Black Friday is the hidden holiday we love and hate. It cuts into family time and our precious sleep, and the past couple years has seen it cut into our turkey consumption as stores have begun opening earlier and earlier. But as we set our tents and lawn chairs up in aisle A3 of Target’s parking lot hours before their doors even open, one has to wonder: Is it even worth it?
Are the deals really that good or is it just ingenious marketing and our naive ways that have led to the formation of another “national holiday.”
Despite popular belief, Black Friday doesn’t necessarily stand for the potential transition companies may experience moving from red to black on the balance sheet, at least that’s not what it stood for initially. Although the underlying accounting meaning may be the positive swing consumer understand today, several decades ago, Black Friday had a more ominous meaning. Coined by Chicago’s finest to describe the often-unmanageable rush of customers coming into the city to shop the day after Thanksgiving, the day millions look forward today used to describe Chicago’s police department’s least favorite day of the year—but that’s all in the past.
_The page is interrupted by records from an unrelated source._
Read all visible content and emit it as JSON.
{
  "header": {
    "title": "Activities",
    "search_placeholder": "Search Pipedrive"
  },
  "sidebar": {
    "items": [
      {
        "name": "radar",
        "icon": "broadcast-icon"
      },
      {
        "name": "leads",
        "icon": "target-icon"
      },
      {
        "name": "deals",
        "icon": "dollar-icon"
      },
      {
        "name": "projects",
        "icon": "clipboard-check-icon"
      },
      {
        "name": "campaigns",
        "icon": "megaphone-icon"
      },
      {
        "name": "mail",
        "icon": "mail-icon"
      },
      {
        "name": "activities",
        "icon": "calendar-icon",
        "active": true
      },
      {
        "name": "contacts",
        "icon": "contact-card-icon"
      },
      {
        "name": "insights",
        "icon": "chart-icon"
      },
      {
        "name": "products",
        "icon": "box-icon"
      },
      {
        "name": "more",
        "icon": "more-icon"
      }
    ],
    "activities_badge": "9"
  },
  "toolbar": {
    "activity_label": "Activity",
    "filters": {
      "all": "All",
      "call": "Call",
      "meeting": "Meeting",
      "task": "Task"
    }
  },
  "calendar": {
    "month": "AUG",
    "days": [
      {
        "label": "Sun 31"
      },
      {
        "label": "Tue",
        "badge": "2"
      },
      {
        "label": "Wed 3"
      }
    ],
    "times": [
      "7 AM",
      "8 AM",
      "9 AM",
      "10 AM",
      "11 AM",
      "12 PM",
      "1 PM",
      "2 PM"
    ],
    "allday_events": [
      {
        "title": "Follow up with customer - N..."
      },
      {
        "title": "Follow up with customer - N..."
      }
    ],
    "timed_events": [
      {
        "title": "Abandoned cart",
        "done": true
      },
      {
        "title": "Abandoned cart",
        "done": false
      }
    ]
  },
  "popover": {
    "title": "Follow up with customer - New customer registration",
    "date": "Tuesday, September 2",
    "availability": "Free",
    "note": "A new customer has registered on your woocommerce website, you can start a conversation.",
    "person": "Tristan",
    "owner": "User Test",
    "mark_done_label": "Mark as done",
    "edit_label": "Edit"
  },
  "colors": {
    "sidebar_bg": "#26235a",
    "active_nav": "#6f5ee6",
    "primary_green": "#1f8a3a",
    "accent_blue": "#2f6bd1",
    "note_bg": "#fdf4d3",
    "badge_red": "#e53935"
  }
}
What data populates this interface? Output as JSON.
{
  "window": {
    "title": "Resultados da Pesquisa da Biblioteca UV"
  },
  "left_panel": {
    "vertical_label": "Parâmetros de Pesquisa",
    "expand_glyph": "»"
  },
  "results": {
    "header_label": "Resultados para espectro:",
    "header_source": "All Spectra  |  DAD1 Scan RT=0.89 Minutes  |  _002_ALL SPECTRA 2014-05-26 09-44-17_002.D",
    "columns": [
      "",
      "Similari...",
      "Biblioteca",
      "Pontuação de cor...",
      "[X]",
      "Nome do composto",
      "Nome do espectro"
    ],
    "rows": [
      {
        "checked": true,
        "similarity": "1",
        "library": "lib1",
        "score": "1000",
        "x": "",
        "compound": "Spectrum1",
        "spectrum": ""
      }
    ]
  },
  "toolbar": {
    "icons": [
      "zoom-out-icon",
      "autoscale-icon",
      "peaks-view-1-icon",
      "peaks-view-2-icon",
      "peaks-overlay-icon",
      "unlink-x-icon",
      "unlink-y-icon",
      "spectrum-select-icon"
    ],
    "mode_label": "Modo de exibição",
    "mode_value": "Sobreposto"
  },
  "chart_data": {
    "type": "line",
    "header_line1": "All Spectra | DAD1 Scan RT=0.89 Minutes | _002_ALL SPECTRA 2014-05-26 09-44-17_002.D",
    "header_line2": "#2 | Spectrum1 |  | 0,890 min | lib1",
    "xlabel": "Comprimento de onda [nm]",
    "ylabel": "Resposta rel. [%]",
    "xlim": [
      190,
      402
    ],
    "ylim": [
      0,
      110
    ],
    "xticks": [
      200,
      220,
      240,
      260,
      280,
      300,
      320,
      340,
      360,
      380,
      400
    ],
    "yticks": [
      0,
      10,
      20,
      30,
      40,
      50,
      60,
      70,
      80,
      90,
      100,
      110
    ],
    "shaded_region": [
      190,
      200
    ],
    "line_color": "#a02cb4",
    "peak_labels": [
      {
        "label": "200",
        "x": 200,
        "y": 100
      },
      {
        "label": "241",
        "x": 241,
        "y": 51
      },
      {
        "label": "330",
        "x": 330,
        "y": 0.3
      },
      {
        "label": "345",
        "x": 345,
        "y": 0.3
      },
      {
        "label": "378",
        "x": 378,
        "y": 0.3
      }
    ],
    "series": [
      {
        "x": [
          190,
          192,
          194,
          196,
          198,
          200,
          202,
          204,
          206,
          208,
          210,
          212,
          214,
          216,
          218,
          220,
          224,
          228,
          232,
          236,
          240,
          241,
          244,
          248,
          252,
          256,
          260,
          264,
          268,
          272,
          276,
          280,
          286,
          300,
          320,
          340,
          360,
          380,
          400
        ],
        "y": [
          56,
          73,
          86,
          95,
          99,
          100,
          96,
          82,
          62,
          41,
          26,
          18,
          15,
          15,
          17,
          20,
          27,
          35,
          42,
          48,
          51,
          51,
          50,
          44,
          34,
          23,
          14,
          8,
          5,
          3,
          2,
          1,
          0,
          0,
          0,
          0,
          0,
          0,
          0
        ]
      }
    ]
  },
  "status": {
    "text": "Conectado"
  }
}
Now that we have the history out of the way, is all the hustle and bustle of Black Friday even worth it? Are the deals that much better than any other day of the year?
The answer is: Probably not.
Not only do you have to deal thousands of crazed shoppers during the wee hours of the morning (or late at night), but most of the deals you race to find are available on their websites, so you can save a bundle as you slip in and out of your food coma. On top of that, the door-busters people get so excited for, like the 65” TV for $25 may not be all it’s said to be. Check the brand, read the fine print, and remember, the stores are in it to make a profit, not to make you happy—and that’s the harsh reality of it.
So, if the deals aren’t that great, why do so many do it? The answer: Marketing.
Simply put, Black Friday is so successful because companies prey on the psychology of consumers. Our society is so consumed with self-fulfillment and self-image that most will go to unending lengths to feel good about themselves. Basically, at the end of Black Friday, we want to be able to tell everyone that we got the best deal—even if it wasn’t so great. Even more, they brilliantly use scarcity, because frankly, they know consumers will respond in flocks to it knowing so few of something is available.
And finally, they succeed in drawing us in because Black Friday is American, and that’s okay. If you want to shop on Black Friday, then by all means, go ahead—there’s definitely deals out there to be had, but they’re few and far between. Just remember, stores aren’t going to have your best interest in mind, so stay on your toes, and be cognizant.